Six des 18 membres de l'Académie, qui sont nommés à vie, ne plus participer activement aux travaux de l'institution en raison de la discorde, s'ajoutant à deux autres qui s'étaient déjà retirés pour d'autres raisons.
Sans quorum de 12 et incapable d'élire de nouveaux membres - et critiqué pour ses conflits d'intérêts, culture du silence et rivalités internes, l'Académie s'est engagée à entreprendre des réformes massives.
Traditionnellement reconnue pour son intégrité et sa discrétion, la rangée de l'Académie s'est transformée en un spectacle public titillant alors que les membres échangent régulièrement des coups vicieux via les médias.
Le scandale a été « désastreux pour la réputation (de l'Académie), », a déclaré à l'AFP la critique littéraire suédoise au quotidien Svenska Dagbladet Madelaine Levy.
La Fondation Nobel, qui gère les finances et l'administration des prix Nobel, espère que l'Académie se ressaisira à temps pour décerner à nouveau le prix en 2019.
"Je pense qu'il y a une chance... mais il est trop tôt pour juger, ", a déclaré le directeur de la fondation, Lars Heikensten.
D'autres ne sont pas convaincus, au milieu des luttes en cours largement rapportées dans le travail de réforme de l'Académie.

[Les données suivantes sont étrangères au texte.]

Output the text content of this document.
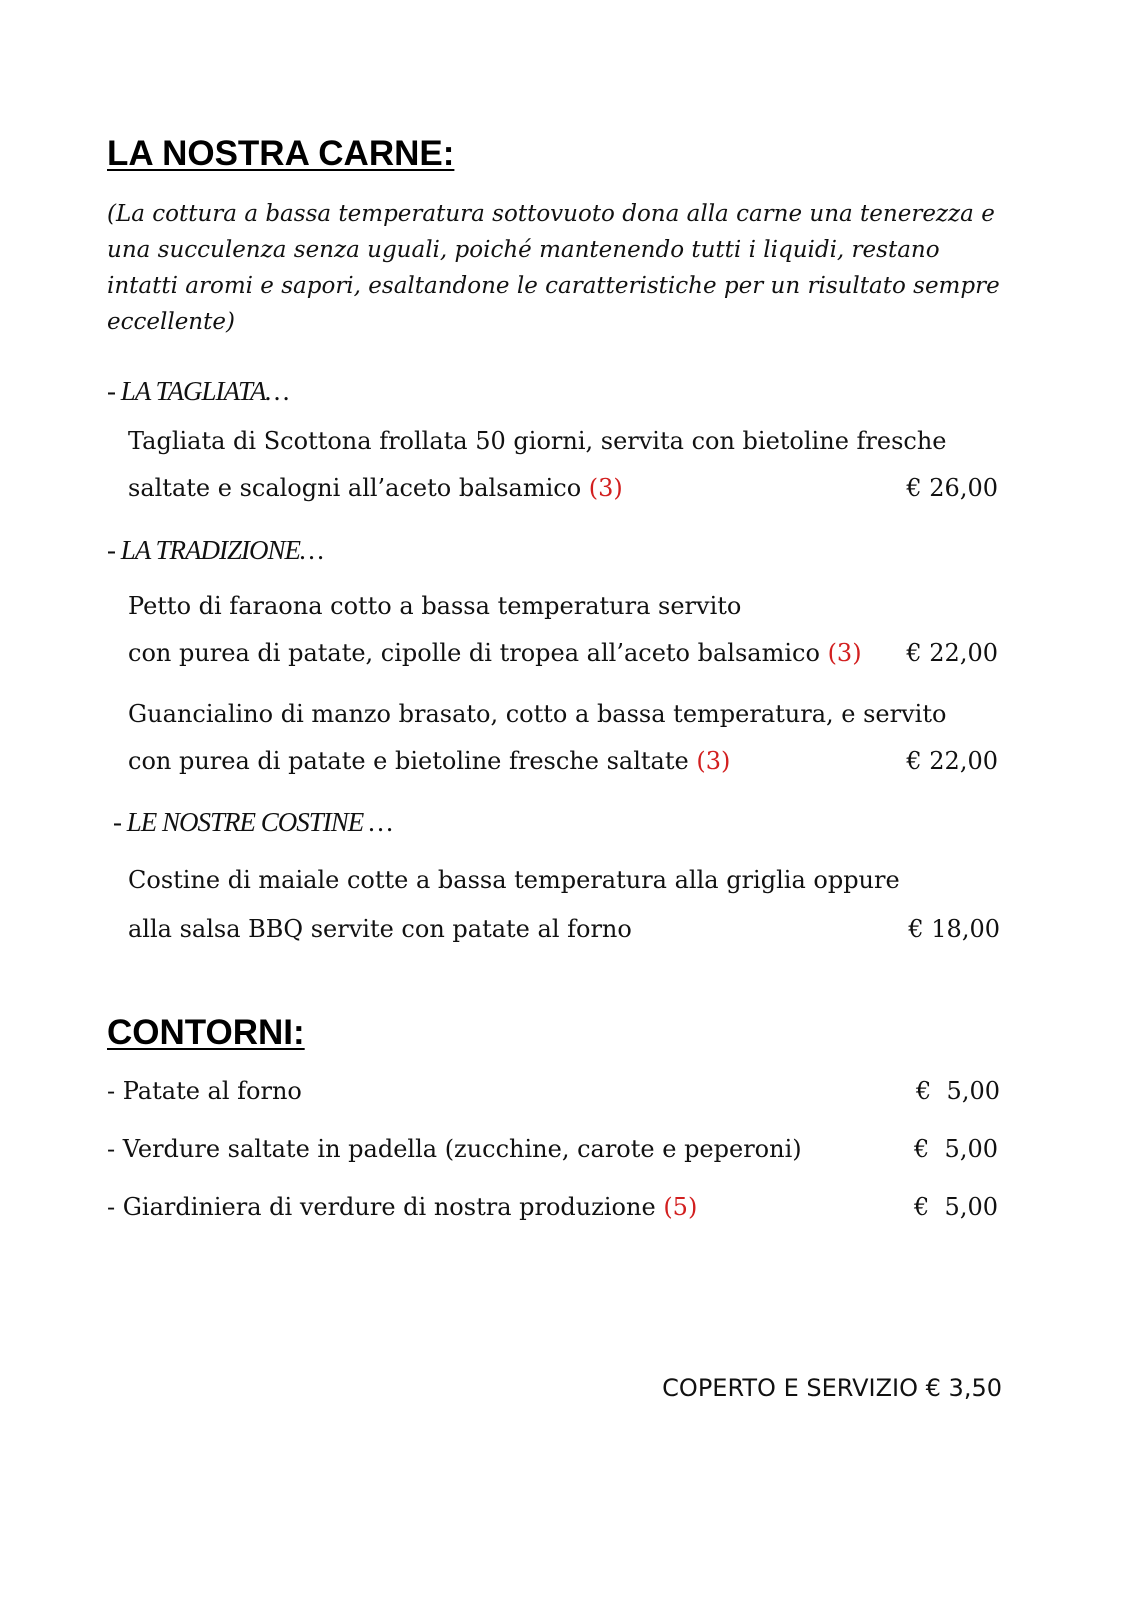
LA NOSTRA CARNE:
(La cottura a bassa temperatura sottovuoto dona alla carne una tenerezza e una succulenza senza uguali, poiché mantenendo tutti i liquidi, restano intatti aromi e sapori, esaltandone le caratteristiche per un risultato sempre eccellente)
- LA TAGLIATA…
Tagliata di Scottona frollata 50 giorni, servita con bietoline fresche
saltate e scalogni all’aceto balsamico (3)	€ 26,00
- LA TRADIZIONE…
Petto di faraona cotto a bassa temperatura servito
con purea di patate, cipolle di tropea all’aceto balsamico (3)	€ 22,00
Guancialino di manzo brasato, cotto a bassa temperatura, e servito
con purea di patate e bietoline fresche saltate (3)	€ 22,00
- LE NOSTRE COSTINE …
Costine di maiale cotte a bassa temperatura alla griglia oppure
alla salsa BBQ servite con patate al forno	€ 18,00
CONTORNI:
- Patate al forno	€  5,00
- Verdure saltate in padella (zucchine, carote e peperoni)	€  5,00
- Giardiniera di verdure di nostra produzione (5)	€  5,00
COPERTO E SERVIZIO € 3,50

"Dans l'état actuel des choses, je ne dirais pas que je suis certain, ", a déclaré le rédacteur en chef Hakan Bravinger de l'éditeur Norstedts.
Prix de la paix pour la Corée ?
Sans le prix de littérature, l'autre prix Nobel de grande envergure de cette année est le prix de la paix, sera annoncé à Oslo vendredi, 5 octobre.
Comme toujours, les noms de nombreux gagnants potentiels sont agités à l'approche de l'annonce de la semaine prochaine, certains moins crédibles que d'autres.
C'est un jeu de devinettes rendu plus difficile par le fait que l'identité des candidats - il y en a 329 cette année - est généralement tenue secrète.
Le président américain Donald Trump a été mentionné comme une possibilité pour ses efforts pour ramener la paix dans la péninsule coréenne.
Mais Dan Smith, directeur du Stockholm International Peace Research Institute (SIPRI), a déclaré qu'il pensait qu'il serait "inapproprié" d'honorer Trump après avoir retiré les États-Unis des accords internationaux sur le climat et le programme nucléaire iranien.
En outre, la seule nomination connue de Trump soumise au comité Nobel s'est avérée être un faux.
Qu'en est-il du président sud-coréen Moon Jae-in pour ses efforts de rapprochement avec la Corée du Nord ?
"Prématuré, " dit Smith, rappelant les espoirs déçus après que le prédécesseur de Moon, Kim Dae-jung, a remporté le prix en 2000.
Les autres noms qui font le buzz dans la capitale norvégienne sont le chirurgien congolais Denis Mukwege et la militante yézidie Nadia Murad, qui militent tous les deux contre les violences sexuelles, ainsi que le Programme alimentaire mondial, l'agence des Nations Unies pour les réfugiés UNHCR, le blogueur saoudien Raif Badawi emprisonné, les organisations de défense des médias et les champions russes des droits de l'homme.
Entre l'annonce du prix de médecine lundi et le prix de la paix vendredi prochain viendront les prix de physique mardi et de chimie mercredi.
Le prix d'économie clôturera les choses lundi, 8 octobre.
Cette année, chaque Nobel est accompagné de neuf millions de couronnes (1,01 million de dollars, 870, 000 euros) montant du prix, à partager si plusieurs lauréats sont distingués dans la même discipline.
Les lauréats reçoivent leurs prix lors de banquets officiels organisés à Stockholm et à Oslo le 10 décembre.